In her two articles about her first visit to Morocco (first one here), Khen Elmaleh goes in search of an authentic identity, as if an Israeli Jew with Moroccan roots can never wholly feel at home in Israel. Haaretz loves articles idealising Morocco, and Khen is not the only Israeli to be seduced by its charms – she meets an Israeli fashion designer, an artist and singers who have made their careers there. But in the second of her articles, discomfort creeps in: Morocco’s enchanted image of the Orient is for foreign consumption only, there is no local middle class and a huge gulf separates rich and poor. (With thanks: Michelle) 

Everyone loves Marrakech. Yves St. Laurent loved it. Winston Churchill loved it. Everyone who has ever visited has loved it. I have never heard a bad word about Marrakech. And the truth is that it’s easy to see why. It is an enchanted urban oasis with pink buildings and towering green palm trees. It is a combination of modern and old, of urban tumult and ancient narrow alleyways. It is exactly what every tourist from abroad would expect to see in Morocco, in one place. Maybe because of that, I had a hard time with it.
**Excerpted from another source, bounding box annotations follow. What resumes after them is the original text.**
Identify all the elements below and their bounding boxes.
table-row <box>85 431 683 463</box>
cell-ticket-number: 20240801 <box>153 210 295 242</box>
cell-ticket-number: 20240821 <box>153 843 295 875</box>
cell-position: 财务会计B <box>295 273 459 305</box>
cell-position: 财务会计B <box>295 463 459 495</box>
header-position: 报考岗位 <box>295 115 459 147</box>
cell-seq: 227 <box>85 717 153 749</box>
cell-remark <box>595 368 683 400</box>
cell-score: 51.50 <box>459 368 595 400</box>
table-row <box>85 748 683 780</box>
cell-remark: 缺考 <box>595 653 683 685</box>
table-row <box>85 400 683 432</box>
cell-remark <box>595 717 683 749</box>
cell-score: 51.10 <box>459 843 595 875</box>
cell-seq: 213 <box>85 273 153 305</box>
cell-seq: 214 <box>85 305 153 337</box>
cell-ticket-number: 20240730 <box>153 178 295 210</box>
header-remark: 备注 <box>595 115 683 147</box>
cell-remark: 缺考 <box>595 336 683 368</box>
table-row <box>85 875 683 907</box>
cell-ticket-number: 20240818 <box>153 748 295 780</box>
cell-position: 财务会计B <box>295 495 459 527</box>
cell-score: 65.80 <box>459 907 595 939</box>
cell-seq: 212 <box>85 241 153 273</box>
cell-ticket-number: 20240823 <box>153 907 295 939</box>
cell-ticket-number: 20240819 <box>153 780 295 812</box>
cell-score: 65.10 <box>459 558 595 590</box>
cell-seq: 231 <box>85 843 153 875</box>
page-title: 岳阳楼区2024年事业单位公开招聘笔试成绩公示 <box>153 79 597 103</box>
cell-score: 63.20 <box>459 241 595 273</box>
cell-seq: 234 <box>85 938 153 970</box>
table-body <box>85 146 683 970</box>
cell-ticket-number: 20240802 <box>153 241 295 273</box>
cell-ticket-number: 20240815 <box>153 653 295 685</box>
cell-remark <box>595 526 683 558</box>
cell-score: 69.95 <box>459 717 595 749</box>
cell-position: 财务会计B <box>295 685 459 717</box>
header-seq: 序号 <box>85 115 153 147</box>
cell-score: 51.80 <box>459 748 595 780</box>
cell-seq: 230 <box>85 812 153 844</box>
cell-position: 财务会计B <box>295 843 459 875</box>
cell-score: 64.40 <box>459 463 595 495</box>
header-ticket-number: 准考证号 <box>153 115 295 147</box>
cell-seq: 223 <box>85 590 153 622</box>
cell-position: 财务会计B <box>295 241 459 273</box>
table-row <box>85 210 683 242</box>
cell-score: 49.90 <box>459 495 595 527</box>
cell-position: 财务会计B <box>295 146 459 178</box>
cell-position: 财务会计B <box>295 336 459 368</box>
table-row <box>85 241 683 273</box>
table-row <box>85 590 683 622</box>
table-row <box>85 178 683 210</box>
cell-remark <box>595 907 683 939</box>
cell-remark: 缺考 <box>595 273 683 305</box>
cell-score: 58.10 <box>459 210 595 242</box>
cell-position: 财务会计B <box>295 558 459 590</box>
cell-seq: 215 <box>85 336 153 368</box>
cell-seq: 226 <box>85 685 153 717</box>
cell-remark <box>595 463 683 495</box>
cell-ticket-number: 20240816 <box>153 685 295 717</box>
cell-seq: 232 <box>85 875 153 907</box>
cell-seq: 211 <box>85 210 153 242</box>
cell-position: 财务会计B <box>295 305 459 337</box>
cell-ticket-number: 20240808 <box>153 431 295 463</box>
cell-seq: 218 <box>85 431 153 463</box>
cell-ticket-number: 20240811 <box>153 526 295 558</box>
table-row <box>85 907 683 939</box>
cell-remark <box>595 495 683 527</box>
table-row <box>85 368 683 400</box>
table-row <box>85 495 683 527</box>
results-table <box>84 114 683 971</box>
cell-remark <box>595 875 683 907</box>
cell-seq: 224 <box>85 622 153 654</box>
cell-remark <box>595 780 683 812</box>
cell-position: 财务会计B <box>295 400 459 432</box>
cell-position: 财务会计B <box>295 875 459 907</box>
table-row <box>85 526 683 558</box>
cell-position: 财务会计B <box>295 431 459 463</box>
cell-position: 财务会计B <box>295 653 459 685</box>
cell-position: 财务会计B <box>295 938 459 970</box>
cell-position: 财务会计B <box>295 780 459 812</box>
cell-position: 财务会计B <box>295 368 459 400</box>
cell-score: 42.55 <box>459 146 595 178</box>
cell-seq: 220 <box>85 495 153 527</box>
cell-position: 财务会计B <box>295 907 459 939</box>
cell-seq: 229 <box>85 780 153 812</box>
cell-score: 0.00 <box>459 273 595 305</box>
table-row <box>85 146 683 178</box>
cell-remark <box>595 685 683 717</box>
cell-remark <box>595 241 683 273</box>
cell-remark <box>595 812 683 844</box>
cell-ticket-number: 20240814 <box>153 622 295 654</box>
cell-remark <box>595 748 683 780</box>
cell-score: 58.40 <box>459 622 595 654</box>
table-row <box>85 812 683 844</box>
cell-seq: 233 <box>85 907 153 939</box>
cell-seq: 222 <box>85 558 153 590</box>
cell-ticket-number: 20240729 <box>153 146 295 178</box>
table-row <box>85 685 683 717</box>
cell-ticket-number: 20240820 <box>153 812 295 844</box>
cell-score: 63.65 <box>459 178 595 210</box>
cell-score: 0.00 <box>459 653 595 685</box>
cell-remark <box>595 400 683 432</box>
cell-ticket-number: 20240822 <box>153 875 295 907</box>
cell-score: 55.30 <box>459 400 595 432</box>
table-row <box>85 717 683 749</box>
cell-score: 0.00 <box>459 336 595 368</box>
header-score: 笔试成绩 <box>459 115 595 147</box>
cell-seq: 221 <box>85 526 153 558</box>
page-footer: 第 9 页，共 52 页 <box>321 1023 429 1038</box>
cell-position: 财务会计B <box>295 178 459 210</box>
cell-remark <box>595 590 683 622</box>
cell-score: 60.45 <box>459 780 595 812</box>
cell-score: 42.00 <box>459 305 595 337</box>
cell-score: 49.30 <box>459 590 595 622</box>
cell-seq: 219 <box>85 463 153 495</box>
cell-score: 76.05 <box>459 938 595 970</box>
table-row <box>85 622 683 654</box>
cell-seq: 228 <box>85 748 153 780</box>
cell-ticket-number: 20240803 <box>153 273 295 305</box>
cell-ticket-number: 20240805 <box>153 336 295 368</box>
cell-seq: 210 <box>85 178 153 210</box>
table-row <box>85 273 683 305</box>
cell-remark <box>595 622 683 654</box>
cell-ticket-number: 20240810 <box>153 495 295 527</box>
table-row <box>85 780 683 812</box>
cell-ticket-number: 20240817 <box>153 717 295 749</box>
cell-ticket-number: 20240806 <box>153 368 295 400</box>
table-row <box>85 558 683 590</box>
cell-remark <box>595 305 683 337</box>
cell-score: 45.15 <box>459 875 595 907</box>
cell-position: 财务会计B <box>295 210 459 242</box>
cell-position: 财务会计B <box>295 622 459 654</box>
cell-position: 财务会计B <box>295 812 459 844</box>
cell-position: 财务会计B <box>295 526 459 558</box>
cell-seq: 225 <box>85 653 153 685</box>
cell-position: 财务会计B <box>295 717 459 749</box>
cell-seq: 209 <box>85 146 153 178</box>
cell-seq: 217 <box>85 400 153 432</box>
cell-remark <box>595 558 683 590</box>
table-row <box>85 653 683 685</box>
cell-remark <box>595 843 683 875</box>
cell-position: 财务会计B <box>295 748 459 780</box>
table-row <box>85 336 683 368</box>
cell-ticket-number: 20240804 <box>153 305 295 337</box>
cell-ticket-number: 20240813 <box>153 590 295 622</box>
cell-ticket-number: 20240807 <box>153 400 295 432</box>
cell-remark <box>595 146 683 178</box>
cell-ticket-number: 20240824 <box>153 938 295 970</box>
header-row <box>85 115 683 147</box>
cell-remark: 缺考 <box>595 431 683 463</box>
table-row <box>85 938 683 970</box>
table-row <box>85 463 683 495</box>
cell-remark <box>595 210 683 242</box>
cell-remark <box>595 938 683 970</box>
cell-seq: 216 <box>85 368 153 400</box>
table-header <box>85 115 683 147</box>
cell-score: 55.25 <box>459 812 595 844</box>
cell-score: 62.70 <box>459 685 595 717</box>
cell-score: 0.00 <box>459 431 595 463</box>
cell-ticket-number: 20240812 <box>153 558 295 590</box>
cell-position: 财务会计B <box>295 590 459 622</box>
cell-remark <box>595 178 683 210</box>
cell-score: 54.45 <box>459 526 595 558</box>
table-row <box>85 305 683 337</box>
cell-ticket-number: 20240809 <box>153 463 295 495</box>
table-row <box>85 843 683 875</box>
 In Marrakech you are a tourist, first and foremost a tourist. The whole city is aimed at serving you as a tourist, selling things to you as a tourist, presenting to you what you want to see, massaging your back as a tourist and taking from you what can be taken from a tourist: money. In return the city sells you the perfect Orient, and it’s embodied in exclusive nightclubs like Comptoir Darna, designed as a showy colonial salon; in the cobras and monkeys at the big square, Jemaa el-Fnaa; in the huge bazaar where, between a traditional djellaba and pointy babouche slippers, someone will also try to sell you a massage at a questionable establishment nearby. It is waiters in a tarboosh at a highly rated restaurant that locals hardly patronize, it is one thousand and one nights, every night. And when you say “No thanks” in Arabic everyone is surprised – “Aha, she’s one of us!” – but that doesn’t stop them from trying to sell you something.

 Despite all that, I was glad to be in Marrakech now. I could forgive those characteristics of the Marrakechis. First of all, and this something that can be said of all of Morocco – these folks are just plain courteous and friendly even when they are trying to take something from you. And secondly, who can blame them? People are just trying to make a living – and poverty is no stranger to urban Morocco – and if the masses of Frenchmen and Brits swarming in the streets of the Old City want their couscous served with a tarboosh and traditional garb, so be it. I think I was simply angry because they saw me as a tourist. And as a Moroccan I got angry all over again at the Europeans who set standards and have a certain perception of how Morocco ought to look, and everyone simply scampers around them.

Khen Elmaleh

 There’s something in this split experience that manages to trouble me during my entire trip in Morocco. On the one hand, I am a tourist with money that enables her to experience things and sit in places where the locals, if they aren’t wealthy, don’t sit. On the other hand, I am not a wealthy Moroccan nor am I even really Moroccan. But when I arrive along with my whole aura of foreignness at one of the hottest spots in town, the Nomad restaurant in the medina of Marrakech – and I ask the waiter about a French word on the menu that I hadn’t understood, and he tries to explain it to me in English (“It’s something that looks like an onion and has an anise flavor”) and a second later I come back with “Aha! Bish bash!” – he cracks a smile that’s even bigger than the one that in any case had been spread across his at-your-service face, and says with a kind of a sigh of relief, like someone who has discovered that the connection between us doesn’t pass only through my foreign currency: “Oh! Bish bash!”